Micro paused. The knock came from the door to the backyard. He pushed the curtains over his window aside and took a slight look. A dark figure stood in front of the backyard door. The light from the room was making it very difficult to see anything in the darkness outside but as his eyes adjusted he noticed the outline of a white cloak. The person looked tall but he could only see the back of their head. They were too close to the door for him to see anything more than their back and left arm. The person has not yet noticed him peering through the window.

Knock Knock.

“Coming.” said Micro as he went to swing open the door outside of his room. Before him stood a stranger taller than him by at least a foot. He was dressed in nothing but a blue-white cloak, which upon closer inspection appeared to be a patient’s robe. The full intensity of the reddish black night washed over him, silhouetting him in a nightmarish glow. The sky’s red hue did not falter even during the night. He looked young but his mature face made Micro unable to discern his age. The stranger opened his mouth to speak. His lips moved but no sound escaped his mouth.

“What was that?” Micro asked confused. Again the stranger opened his mouth to speak but Micro did not hear a word.

“I can’t hear what you’re saying…” his voice trailed off when he noticed that the world had become dead silent. The cool breeze coming through the backdoor, the sound of the washing machine, even the television upstairs in the living room. He could no longer hear any of it. Nothing but the sound of his shallow breath and the blood pumping to his ears remained.
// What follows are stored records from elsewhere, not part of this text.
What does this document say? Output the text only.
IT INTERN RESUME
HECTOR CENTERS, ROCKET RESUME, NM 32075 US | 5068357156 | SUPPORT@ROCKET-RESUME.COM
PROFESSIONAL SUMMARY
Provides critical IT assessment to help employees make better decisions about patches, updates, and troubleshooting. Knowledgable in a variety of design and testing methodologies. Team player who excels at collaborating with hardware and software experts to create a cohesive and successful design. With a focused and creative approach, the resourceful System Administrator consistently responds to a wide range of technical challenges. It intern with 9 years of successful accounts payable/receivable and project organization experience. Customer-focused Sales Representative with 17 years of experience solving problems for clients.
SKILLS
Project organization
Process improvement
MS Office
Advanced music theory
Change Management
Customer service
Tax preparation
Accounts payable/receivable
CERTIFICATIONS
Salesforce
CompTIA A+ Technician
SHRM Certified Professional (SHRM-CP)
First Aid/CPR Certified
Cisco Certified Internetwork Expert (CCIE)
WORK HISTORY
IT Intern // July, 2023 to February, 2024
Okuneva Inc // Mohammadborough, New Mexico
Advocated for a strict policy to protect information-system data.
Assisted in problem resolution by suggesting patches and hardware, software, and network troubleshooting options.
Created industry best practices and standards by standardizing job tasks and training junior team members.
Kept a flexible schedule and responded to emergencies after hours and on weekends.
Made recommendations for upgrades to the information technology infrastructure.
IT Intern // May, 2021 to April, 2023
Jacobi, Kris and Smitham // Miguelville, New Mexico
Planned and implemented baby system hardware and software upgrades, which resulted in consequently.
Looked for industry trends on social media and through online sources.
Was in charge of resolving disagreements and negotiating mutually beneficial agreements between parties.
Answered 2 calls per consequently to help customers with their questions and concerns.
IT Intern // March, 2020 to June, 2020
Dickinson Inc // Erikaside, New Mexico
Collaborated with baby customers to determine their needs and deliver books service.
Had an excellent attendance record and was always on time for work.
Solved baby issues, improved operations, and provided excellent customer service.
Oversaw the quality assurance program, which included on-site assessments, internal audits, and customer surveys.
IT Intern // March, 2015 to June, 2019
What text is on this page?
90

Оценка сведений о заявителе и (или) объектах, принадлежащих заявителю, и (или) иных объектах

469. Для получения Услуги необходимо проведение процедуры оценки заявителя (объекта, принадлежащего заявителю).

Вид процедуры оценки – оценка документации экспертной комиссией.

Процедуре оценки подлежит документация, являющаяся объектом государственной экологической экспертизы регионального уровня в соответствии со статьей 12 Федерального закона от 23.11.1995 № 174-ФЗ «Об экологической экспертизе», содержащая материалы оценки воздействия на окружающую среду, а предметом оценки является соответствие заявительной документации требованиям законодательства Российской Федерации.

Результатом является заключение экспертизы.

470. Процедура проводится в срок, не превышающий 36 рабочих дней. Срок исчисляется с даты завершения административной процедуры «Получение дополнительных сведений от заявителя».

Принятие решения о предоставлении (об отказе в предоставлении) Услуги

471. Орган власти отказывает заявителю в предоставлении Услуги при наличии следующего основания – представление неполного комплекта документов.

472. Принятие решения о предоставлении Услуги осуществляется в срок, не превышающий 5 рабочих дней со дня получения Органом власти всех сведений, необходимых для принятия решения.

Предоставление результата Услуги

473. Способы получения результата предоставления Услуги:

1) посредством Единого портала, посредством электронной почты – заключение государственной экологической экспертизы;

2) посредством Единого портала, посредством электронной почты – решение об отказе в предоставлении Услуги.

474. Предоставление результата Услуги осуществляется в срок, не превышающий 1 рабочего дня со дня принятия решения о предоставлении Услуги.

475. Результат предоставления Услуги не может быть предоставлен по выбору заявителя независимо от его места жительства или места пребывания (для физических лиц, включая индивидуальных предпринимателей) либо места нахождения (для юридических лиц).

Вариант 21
He didn’t even have the time to process this because the room he was in started to become unnaturally distorted. He started seeing a completely different location superimposed on his vision. The entrance to the backyard he was standing in and another location he could not discern were both visible to him at the same time. One instant his eyes would focus on the stranger standing in the doorway before him, another instant he was looking at a dark location that resembled a cave. Occasionally he would see both locations in some jarring, unsynchronized amalgamation of both which brought Micro to his knees in a dizzying daze. He tried closing his eyes but that made it much worse. It was as if closing his eyes merely opened his eyes to another world, because instead of the narrow laundry room, he could see the cave-like area that had appeared as just a watermark over his vision while his eyes were open. The cave wasn’t so much a cave but rather a large, dark and empty room. He could not comprehend what this place was or where it could be. Every second made it harder and harder to focus his mind on anything.

The moment he reopened his eyes and the dark room re-appeared on top of his vision along with the narrow entrance, the disorientedness he felt had doubled. Not even his knees could support him any longer and he collapsed onto a floor that felt like it was madly spinning him around.

The stranger in the doorway had remained unflinchingly still all the while. Micro was just barely able to see his lips move once again as the stranger approached him. Micro’s eyes closed again and slowly his mind went blank.